Even though this exact phrase can be described in many different ways in different languages, the visual representation will remain the same. This relationship is missed by models that focus solely on language. Sentences are nothing more than a grammatically correct series of words to these models. Traditional multi-modal models bind vision to a specific language (most typically English) and hence miss this universal feature of vision.

Microsoft introduces ‘Turing Bletchley, a 2.5-billion-parameter Universal Image Language Representation model (T-UILR) that can execute image-language tasks in 94 languages‘. T-Bletchley includes an image encoder and a universal language encoder that vectorizes input images and words to align semantically comparable pictures and writings. This model demonstrates incredibly impressive skills as well as a significant increase in visual language comprehension. The goal of T-Bletchley is to create a model that understands text and images as seamlessly as humans do.

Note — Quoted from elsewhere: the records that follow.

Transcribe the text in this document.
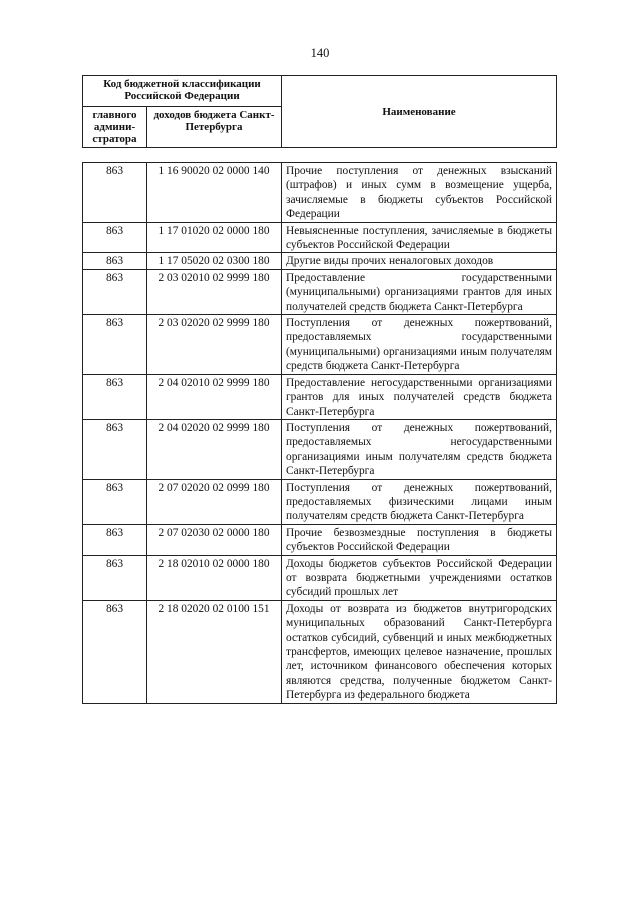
140
Код бюджетной классификации Российской Федерации		Наименование
главного админи-стратора	доходов бюджета Санкт-Петербурга	
863	1 16 90020 02 0000 140	Прочие поступления от денежных взысканий (штрафов) и иных сумм в возмещение ущерба, зачисляемые в бюджеты субъектов Российской Федерации
863	1 17 01020 02 0000 180	Невыясненные поступления, зачисляемые в бюджеты субъектов Российской Федерации
863	1 17 05020 02 0300 180	Другие виды прочих неналоговых доходов
863	2 03 02010 02 9999 180	Предоставление государственными (муниципальными) организациями грантов для иных получателей средств бюджета Санкт-Петербурга
863	2 03 02020 02 9999 180	Поступления от денежных пожертвований, предоставляемых государственными (муниципальными) организациями иным получателям средств бюджета Санкт-Петербурга
863	2 04 02010 02 9999 180	Предоставление негосударственными организациями грантов для иных получателей средств бюджета Санкт-Петербурга
863	2 04 02020 02 9999 180	Поступления от денежных пожертвований, предоставляемых негосударственными организациями иным получателям средств бюджета Санкт-Петербурга
863	2 07 02020 02 0999 180	Поступления от денежных пожертвований, предоставляемых физическими лицами иным получателям средств бюджета Санкт-Петербурга
863	2 07 02030 02 0000 180	Прочие безвозмездные поступления в бюджеты субъектов Российской Федерации
863	2 18 02010 02 0000 180	Доходы бюджетов субъектов Российской Федерации от возврата бюджетными учреждениями остатков субсидий прошлых лет
863	2 18 02020 02 0100 151	Доходы от возврата из бюджетов внутригородских муниципальных образований Санкт-Петербурга остатков субсидий, субвенций и иных межбюджетных трансфертов, имеющих целевое назначение, прошлых лет, источником финансового обеспечения которых являются средства, полученные бюджетом Санкт-Петербурга из федерального бюджета
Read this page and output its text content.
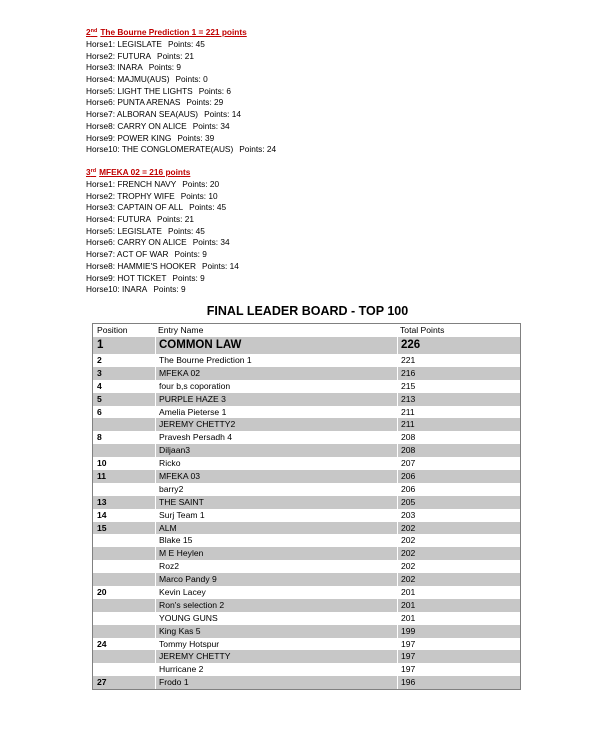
2nd The Bourne Prediction 1 = 221 points
Horse1: LEGISLATE Points: 45
Horse2: FUTURA Points: 21
Horse3: INARA Points: 9
Horse4: MAJMU(AUS) Points: 0
Horse5: LIGHT THE LIGHTS Points: 6
Horse6: PUNTA ARENAS Points: 29
Horse7: ALBORAN SEA(AUS) Points: 14
Horse8: CARRY ON ALICE Points: 34
Horse9: POWER KING Points: 39
Horse10: THE CONGLOMERATE(AUS) Points: 24
3rd MFEKA 02 = 216 points
Horse1: FRENCH NAVY Points: 20
Horse2: TROPHY WIFE Points: 10
Horse3: CAPTAIN OF ALL Points: 45
Horse4: FUTURA Points: 21
Horse5: LEGISLATE Points: 45
Horse6: CARRY ON ALICE Points: 34
Horse7: ACT OF WAR Points: 9
Horse8: HAMMIE'S HOOKER Points: 14
Horse9: HOT TICKET Points: 9
Horse10: INARA Points: 9
FINAL LEADER BOARD - TOP 100
Position	Entry Name	Total Points
1	COMMON LAW	226
2	The Bourne Prediction 1	221
3	MFEKA 02	216
4	four b,s coporation	215
5	PURPLE HAZE 3	213
6	Amelia Pieterse 1	211
JEREMY CHETTY2	211
8	Pravesh Persadh 4	208
Diljaan3	208
10	Ricko	207
11	MFEKA 03	206
barry2	206
13	THE SAINT	205
14	Surj Team 1	203
15	ALM	202
Blake 15	202
M E Heylen	202
Roz2	202
Marco Pandy 9	202
20	Kevin Lacey	201
Ron's selection 2	201
YOUNG GUNS	201
King Kas 5	199
24	Tommy Hotspur	197
JEREMY CHETTY	197
Hurricane 2	197
27	Frodo 1	196
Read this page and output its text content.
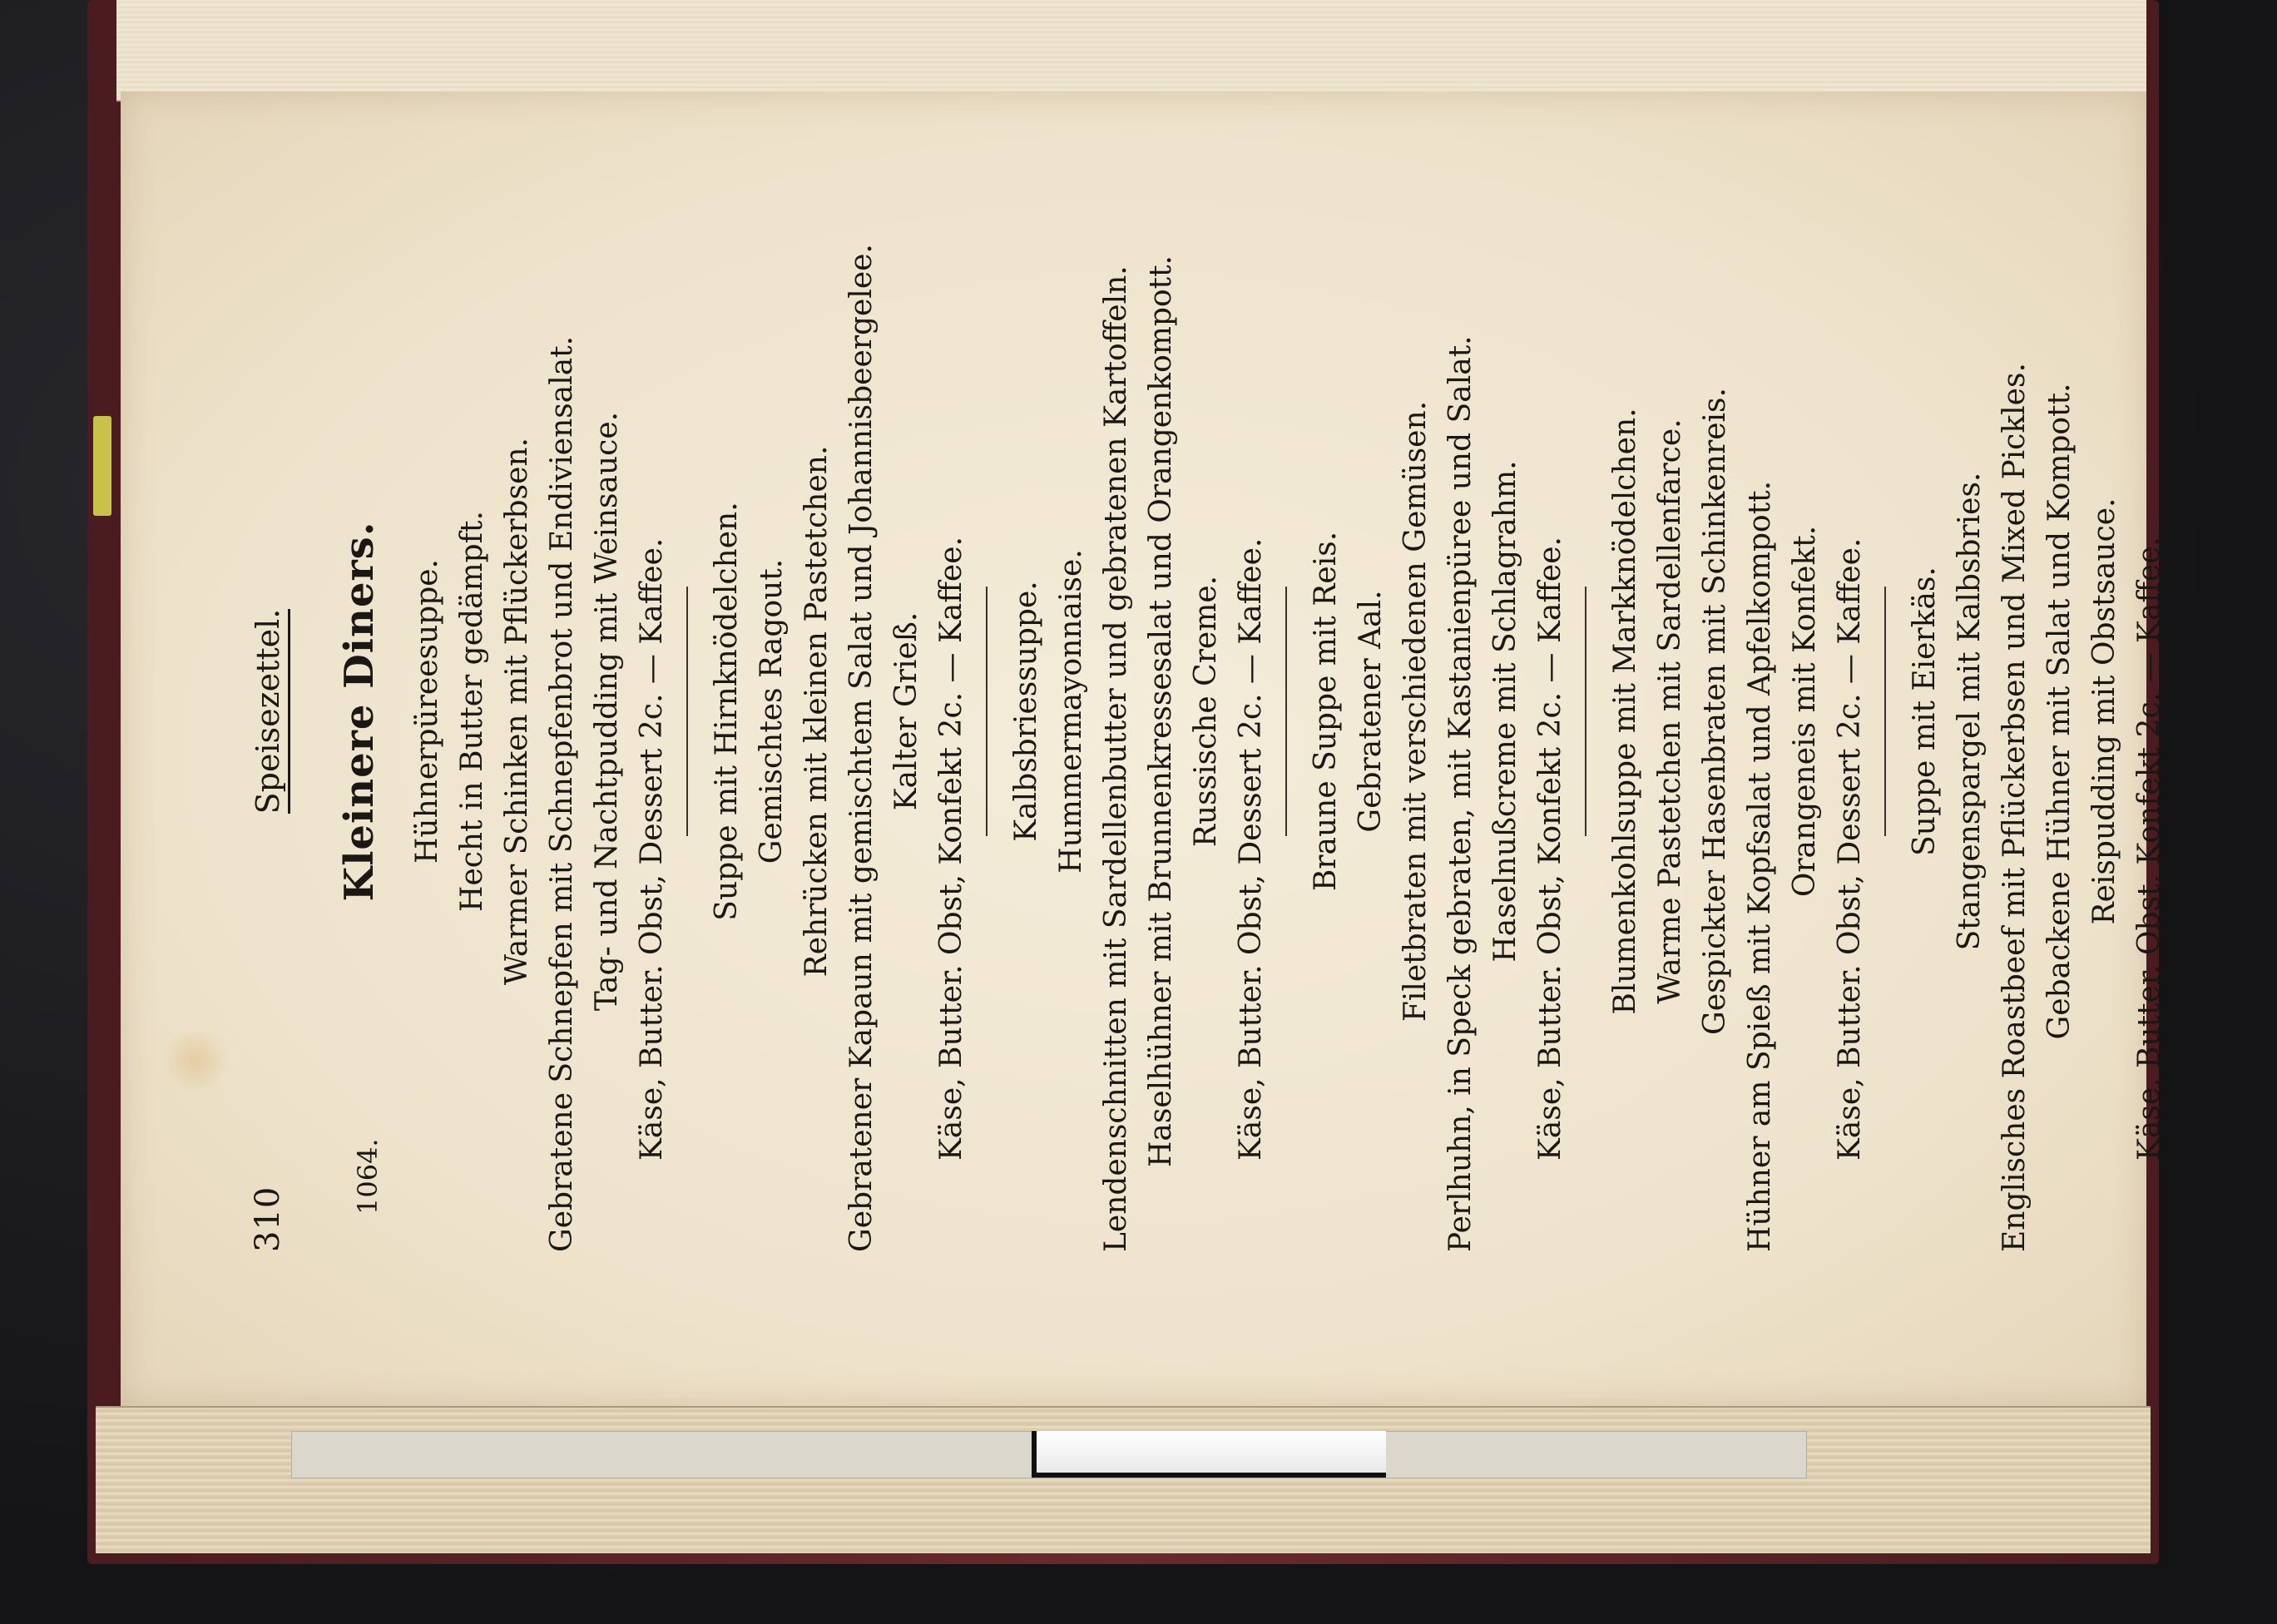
310
Speisezettel.
1064.
Kleinere Diners. Hühnerpüreesuppe. Hecht in Butter gedämpft. Warmer Schinken mit Pflückerbsen. Gebratene Schnepfen mit Schnepfenbrot und Endiviensalat. Tag- und Nachtpudding mit Weinsauce. Käse, Butter. Obst, Dessert 2c. — Kaffee. Suppe mit Hirnknödelchen. Gemischtes Ragout. Rehrücken mit kleinen Pastetchen. Gebratener Kapaun mit gemischtem Salat und Johannisbeergelee. Kalter Grieß. Käse, Butter. Obst, Konfekt 2c. — Kaffee. Kalbsbriessuppe. Hummermayonnaise. Lendenschnitten mit Sardellenbutter und gebratenen Kartoffeln. Haselhühner mit Brunnenkressesalat und Orangenkompott. Russische Creme. Käse, Butter. Obst, Dessert 2c. — Kaffee. Braune Suppe mit Reis. Gebratener Aal. Filetbraten mit verschiedenen Gemüsen. Perlhuhn, in Speck gebraten, mit Kastanienpüree und Salat. Haselnußcreme mit Schlagrahm. Käse, Butter. Obst, Konfekt 2c. — Kaffee. Blumenkohlsuppe mit Markknödelchen. Warme Pastetchen mit Sardellenfarce. Gespickter Hasenbraten mit Schinkenreis. Hühner am Spieß mit Kopfsalat und Apfelkompott. Orangeneis mit Konfekt. Käse, Butter. Obst, Dessert 2c. — Kaffee. Suppe mit Eierkäs. Stangenspargel mit Kalbsbries. Englisches Roastbeef mit Pflückerbsen und Mixed Pickles. Gebackene Hühner mit Salat und Kompott. Reispudding mit Obstsauce. Käse, Butter. Obst, Konfekt 2c. — Kaffee.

T-Bletchley: Model Development

Dataset

T-Bletchley was developed utilizing billions of image-caption pairs collected from the internet. The team trained the model on a parallel corpus of 500 million translation pairs to attain universality. It became possible to construct a language-agnostic vector representation of captions by adding the Translated Text Contrasted Task, which helped make the model considerably more general.

Model Architecture & Training

Images and captions were encoded separately, and the model was then trained by applying a contrastive loss on the generated image and text vectors. Similarly, each sentence from a translation pair was individually encoded, and a contrastive loss was applied to the resulting batch of vectors to construct a language-agnostic representation.

Even though the picture caption pairs were mainly in English, it was made possible to align subtitles in multiple languages with corresponding photos in this way.